The rising prevalence of transmitted antiretroviral drug resistance in the United States is unlikely to affect the success of first-line treatment in the future and is largely unconnected with recent treatment failure in people already on antiretroviral therapy, a large analysis published in Clinical Infectious Diseases shows.
As a result of the rising prevalence of transmitted drug resistance, drug resistance testing at the time of diagnosis or prior to starting treatment has been standard practice since the early-2000s in most clinical settings in the United States. Although studies have reported an increased prevalence of drug resistance, information is lacking regarding the likely impact of transmitted drug resistance on newer treatment regimens, based on integrase inhibitors.
Kaiser Permanente Northern California provides care to approximately 25% of insured people with HIV in the northern part of the state. Between 2003 and 2015, 4253 antiretroviral-naïve patients receiving care in Kaiser Permanente Northern California clinics underwent genotypic drug resistance testing.
Just under 14% of people had transmitted drug resistance. The predominant route of acquisition was sex between men (60%). The most common form of resistance was to non-nucleoside reverse transcriptase inhibitors (NNRTIs) (7.2% of all people) and to nucleoside reverse transcriptase inhibitors (NRTIs) (5.8%). Protease inhibitor resistance was less frequent (3.2%) as was resistance to multiple drug classes (1.9%).
A median of 305 people were tested each year and a trend analysis showed that over time, the prevalence of transmitted drug resistance increased by 5% per year (odds ratio 1.05, 95% CI 1.03-108, p < .0001). Resistance to an NNRTI increased by 11% year (OR 1.11, 95% CI 1.08-1.15, p < .001) but the prevalence of NRTI resistance did not increase significantly during the study period. Increases in protease inhibitor and multi-class resistance were modest and of borderline statistical significance.
The most common drug resistance mutations were associated with high-level resistance to efavirenz or nevirapine (348 cases). Of the entire population who underwent resistance testing, just under 8% had some degree of resistance to efavirenz and 5% to rilpivirine.
Resistance mutations associated with NRTI treatment were predominantly thymidine analogue mutations that cause reduced susceptibility to zidovudine. Just under 5% of the entire cohort had mutations associated with reduced susceptibility, 2.8% to abacavir and 2.2% to tenofovir. The M184V mutation associated with reduced susceptibility to lamivudine or emtricitabine was extremely rare.
Protease inhibitor resistance mutations were less frequent and overwhelmingly associated with protease inhibitors no longer in clinical use. Approximately 2% of the entire cohort had some degree of resistance to boosted atazanavir and 0.3% to boosted darunavir.
No resistance to integrase inhibitors was reported.
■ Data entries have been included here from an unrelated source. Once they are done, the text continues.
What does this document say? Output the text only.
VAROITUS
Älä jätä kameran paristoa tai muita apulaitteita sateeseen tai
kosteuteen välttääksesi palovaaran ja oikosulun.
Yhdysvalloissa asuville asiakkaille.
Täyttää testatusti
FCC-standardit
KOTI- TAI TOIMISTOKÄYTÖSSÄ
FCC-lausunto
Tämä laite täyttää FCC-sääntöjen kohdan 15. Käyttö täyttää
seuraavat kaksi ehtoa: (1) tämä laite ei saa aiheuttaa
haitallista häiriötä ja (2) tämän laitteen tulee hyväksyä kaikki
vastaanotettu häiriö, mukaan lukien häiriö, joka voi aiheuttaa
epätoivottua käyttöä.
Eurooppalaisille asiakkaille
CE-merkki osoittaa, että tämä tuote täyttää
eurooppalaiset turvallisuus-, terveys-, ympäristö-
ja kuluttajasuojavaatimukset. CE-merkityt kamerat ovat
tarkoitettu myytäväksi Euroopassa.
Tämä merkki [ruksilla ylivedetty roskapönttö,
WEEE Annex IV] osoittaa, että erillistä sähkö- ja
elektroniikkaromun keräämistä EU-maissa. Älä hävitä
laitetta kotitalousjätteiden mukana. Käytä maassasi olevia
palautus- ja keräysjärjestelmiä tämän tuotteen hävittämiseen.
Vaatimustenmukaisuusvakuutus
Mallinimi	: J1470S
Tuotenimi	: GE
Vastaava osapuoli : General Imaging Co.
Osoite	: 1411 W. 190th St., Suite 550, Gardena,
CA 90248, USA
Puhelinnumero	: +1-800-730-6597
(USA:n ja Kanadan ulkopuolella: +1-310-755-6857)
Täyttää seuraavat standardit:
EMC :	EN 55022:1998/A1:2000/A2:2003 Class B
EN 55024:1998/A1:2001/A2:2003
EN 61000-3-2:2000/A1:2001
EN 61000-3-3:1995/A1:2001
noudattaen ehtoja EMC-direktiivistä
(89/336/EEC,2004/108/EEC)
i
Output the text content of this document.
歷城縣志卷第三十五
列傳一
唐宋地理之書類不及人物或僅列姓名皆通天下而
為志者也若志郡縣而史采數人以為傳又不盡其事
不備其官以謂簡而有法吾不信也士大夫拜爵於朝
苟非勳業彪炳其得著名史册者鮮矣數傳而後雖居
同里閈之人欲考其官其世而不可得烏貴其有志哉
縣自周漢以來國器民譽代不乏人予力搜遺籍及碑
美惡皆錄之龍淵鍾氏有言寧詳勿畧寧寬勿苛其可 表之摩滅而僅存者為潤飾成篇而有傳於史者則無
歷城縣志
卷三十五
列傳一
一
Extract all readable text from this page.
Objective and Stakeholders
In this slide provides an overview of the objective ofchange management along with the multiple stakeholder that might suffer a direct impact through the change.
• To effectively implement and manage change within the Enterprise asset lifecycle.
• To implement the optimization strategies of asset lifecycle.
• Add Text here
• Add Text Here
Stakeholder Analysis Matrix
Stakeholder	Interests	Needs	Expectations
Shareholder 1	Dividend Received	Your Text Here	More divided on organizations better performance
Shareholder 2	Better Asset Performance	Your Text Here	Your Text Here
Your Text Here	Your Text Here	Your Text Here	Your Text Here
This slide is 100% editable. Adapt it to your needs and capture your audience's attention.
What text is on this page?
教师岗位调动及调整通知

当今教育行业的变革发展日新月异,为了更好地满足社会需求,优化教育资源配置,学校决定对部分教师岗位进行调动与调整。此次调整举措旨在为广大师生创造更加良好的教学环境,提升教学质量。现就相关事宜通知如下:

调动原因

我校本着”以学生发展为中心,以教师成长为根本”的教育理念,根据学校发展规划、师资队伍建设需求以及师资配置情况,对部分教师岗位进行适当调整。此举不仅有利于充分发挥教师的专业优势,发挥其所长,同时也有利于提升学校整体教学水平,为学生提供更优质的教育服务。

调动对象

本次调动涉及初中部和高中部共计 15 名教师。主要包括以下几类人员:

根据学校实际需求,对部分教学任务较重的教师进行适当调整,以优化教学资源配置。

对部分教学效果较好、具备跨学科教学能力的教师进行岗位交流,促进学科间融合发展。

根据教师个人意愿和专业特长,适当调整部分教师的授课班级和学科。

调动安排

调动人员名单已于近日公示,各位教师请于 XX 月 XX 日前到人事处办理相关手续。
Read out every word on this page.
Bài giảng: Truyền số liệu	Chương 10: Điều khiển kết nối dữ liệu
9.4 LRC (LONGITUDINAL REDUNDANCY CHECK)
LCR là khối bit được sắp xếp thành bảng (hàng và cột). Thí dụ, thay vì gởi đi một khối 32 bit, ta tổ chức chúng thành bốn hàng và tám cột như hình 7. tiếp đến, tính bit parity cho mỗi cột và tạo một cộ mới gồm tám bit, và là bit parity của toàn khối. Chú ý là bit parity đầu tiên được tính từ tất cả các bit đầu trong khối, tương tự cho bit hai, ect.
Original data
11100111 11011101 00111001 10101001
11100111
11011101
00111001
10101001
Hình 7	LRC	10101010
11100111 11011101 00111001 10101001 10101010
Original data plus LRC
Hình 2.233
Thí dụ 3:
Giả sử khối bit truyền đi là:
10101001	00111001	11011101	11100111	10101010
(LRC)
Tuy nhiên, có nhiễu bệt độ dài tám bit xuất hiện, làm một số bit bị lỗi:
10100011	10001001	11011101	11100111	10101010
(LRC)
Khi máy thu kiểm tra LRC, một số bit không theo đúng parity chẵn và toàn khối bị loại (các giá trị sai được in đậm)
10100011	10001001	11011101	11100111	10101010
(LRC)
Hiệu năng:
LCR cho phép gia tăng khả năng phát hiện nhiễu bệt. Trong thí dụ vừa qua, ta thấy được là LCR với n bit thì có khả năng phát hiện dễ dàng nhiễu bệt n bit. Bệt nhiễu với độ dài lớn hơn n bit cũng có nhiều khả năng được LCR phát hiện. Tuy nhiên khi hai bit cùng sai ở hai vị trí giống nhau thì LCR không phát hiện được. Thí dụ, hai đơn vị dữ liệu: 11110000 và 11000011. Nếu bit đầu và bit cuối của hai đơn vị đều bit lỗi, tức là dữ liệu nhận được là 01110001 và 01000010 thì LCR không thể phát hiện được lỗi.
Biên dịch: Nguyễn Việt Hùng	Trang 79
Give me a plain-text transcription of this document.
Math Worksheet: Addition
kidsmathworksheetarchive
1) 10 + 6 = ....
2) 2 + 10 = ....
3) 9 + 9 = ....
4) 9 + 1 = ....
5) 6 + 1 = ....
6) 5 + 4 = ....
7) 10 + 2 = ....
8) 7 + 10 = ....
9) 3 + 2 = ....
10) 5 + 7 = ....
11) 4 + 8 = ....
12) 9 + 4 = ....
The lack of evidence of widespread resistance to newer drugs in people with transmitted resistance suggests that most drug-resistant strains of HIV are being transmitted by people who have themselves acquired a drug-resistant form of HIV, say the study authors. Only 14% of the viruses with transmitted drug resistance could be matched to viral sequences in the Kaiser Permanente Northern California population already taking antiretroviral treatment. The researchers found numerous clusters of untreated people with identical drug resistance patterns, including one cluster in which phylogenetic sequencing suggested that at least seven separate individuals had passed on HIV containing the L90M protease inhibitor resistance mutation and the Y181C NNRTI resistance mutation.
“The evolution of US treatment guidelines towards first-line regimens that include an integrase […] inhibitor or [boosted] darunavir means that the preferred first-line regimens are highly active in patients with transmitted drug resistance,” the authors conclude.